According to a Bloomberg article, Apple and Meta turned up user data to hackers who imitated emergency data request requests routinely made by law authorities. Both organizations fell for the fraudulent requests in mid-2021, and provided information regarding consumers' IP addresses, phone numbers, and home locations.

According to a recent analysis from Krebs on Security, fake emergency data demands are growing more regular. Hackers must first obtain access to a police department's email systems in order to launch an attack. The hackers can then impersonate a law enforcement authority and create an emergency data request that highlights the possible threat of not receiving the sought data immediately.
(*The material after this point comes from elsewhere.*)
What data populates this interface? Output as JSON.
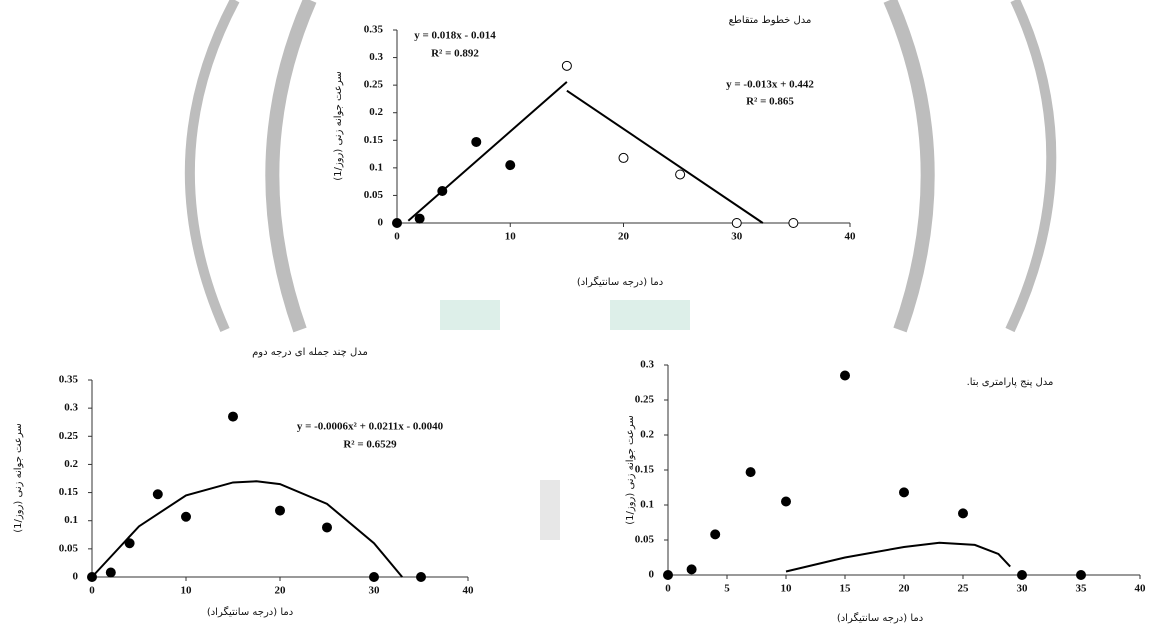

According to Krebs, some hackers are offering access to government emails on the dark web, expressly for the purpose of impersonating emergency data requests on social media sites.

In the course of criminal investigations, law enforcement officials frequently seek data from social media sites, allowing them to learn more about the owner of a certain online account. Emergency data requests, on the other hand, do not require a subpoena or search warrant issued by a court and are designed for cases involving life-threatening conditions.


According to Krebs, the bulk of criminal actors that carry out these bogus requests are teens, and cybersecurity analysts suspect the young mastermind behind the Lapsus$ hacking gang might be participating in this sort of fraud. Since then, seven teenagers have been detained in connection with the gang.

Last year's run of attacks, on the other hand, might have been carried out by members of the Recursion Team cybercriminal gang. Despite the fact that the organization has disintegrated, several members have joined Lapsus$ under new names. Beginning in January 2021, hackers gained access to the accounts of law enforcement agencies in numerous countries and targeted a number of organizations, according to officials engaged in the probe.